Japan to refrain from dubbing China as ‘threat’ in security strategy

Japan will refrain from dubbing China a “threat” in its updated National Security Strategy, which will be rewritten along with two other security-related documents next week, according to a story published on Thursday that cited official sources.

The launch of Chinese ballistic missiles into Japan’s exclusive economic zone in August may still be referred to as a “threat” in Japan’s new security paper, according to a report. This designation was suggested by Japanese lawmakers from the Liberal Democratic Party. After the Asian nations’ first summit in three years, which took place in November, the Japanese government expressed its intention to maintain what relations it still has with China in its plans.

On August 4, Japan said that during Chinese training, including in Taiwan, five Chinese ballistic missiles had landed in its exclusive economic zone southwest of Hateruma Island in Okinawa.

A territorial dispute over the Senkaku Islands, which the US took control of after World War II and handed back to Japan in 1972, has hampered diplomatic relations between China and Japan. China disagrees with Japan’s claim of ownership of the islands. Japan is of the opinion that China’s territorial claims to the islands were prompted by the 1970s discovery of lucrative minerals on their shelf.
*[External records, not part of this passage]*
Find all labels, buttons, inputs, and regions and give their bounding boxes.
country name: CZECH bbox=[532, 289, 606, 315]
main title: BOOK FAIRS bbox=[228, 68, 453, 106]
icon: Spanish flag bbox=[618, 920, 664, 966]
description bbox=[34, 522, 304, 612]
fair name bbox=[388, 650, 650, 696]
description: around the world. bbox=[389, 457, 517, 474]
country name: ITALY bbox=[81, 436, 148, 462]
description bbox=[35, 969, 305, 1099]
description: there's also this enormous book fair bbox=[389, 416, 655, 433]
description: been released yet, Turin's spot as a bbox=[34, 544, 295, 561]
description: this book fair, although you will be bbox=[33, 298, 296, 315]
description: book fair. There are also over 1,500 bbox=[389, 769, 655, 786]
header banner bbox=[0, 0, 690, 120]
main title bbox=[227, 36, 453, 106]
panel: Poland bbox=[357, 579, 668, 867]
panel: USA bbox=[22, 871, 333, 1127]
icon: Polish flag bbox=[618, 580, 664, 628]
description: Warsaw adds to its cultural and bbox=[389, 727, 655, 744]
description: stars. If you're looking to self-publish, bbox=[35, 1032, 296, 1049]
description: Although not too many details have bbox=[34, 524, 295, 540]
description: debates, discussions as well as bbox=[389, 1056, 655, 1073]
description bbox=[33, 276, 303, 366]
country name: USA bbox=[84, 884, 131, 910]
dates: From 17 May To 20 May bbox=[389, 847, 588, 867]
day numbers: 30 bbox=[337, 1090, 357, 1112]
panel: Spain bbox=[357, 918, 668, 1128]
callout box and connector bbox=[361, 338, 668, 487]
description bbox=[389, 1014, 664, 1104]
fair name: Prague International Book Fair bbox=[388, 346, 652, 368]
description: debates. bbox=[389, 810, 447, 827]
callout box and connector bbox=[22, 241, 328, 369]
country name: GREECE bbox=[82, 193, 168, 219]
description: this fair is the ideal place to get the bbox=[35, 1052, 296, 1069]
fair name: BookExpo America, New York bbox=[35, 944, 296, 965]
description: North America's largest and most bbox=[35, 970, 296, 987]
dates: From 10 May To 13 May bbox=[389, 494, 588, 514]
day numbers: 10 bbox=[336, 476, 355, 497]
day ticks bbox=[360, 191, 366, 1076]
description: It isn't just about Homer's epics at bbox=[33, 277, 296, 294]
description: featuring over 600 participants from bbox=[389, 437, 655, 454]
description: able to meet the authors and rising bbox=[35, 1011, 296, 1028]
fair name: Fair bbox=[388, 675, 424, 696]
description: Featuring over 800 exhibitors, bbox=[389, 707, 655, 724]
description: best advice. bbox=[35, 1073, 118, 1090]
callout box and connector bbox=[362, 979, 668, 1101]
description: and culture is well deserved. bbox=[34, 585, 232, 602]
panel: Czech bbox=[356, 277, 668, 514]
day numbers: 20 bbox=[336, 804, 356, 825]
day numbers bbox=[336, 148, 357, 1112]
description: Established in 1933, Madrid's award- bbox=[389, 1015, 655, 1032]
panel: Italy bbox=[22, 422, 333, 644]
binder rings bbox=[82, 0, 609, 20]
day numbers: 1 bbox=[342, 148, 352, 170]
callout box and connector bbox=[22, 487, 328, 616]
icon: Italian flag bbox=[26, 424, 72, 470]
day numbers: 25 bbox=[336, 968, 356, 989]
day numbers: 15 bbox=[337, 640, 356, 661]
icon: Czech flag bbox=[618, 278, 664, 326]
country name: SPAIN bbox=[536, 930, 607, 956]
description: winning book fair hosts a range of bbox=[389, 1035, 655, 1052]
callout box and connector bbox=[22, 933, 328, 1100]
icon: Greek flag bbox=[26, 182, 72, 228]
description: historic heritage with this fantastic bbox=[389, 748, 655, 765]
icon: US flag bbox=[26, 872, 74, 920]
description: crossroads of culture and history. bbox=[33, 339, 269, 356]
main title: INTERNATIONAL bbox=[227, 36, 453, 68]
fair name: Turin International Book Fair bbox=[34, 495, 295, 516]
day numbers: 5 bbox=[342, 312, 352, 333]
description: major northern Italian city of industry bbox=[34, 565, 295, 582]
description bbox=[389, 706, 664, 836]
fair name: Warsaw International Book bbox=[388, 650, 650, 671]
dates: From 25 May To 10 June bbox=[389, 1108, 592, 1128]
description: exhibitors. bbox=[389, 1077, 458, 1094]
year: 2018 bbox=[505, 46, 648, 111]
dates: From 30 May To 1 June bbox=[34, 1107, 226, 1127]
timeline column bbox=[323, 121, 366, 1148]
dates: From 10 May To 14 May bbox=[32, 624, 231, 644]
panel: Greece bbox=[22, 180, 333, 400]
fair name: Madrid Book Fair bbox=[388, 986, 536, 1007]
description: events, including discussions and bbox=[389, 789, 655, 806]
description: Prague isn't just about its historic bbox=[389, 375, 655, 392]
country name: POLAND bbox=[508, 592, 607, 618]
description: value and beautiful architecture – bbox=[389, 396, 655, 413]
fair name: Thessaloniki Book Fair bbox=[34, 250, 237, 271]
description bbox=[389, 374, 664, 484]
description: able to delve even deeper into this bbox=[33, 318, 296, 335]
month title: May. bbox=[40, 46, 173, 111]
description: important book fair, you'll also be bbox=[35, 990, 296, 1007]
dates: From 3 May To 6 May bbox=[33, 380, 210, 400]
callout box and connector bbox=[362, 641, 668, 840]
After the visit of former Japanese Prime Minister Shinzo Abe to China in 2018, during which he met with Chinese President Xi, relations between Tokyo and Beijing strengthened.

The leaders reached an agreement to launch an incident prevention mechanism in the East China Sea starting in June 2018, which involved the creation of an emergency communication line to avoid accidental armed clashes in the air and at sea.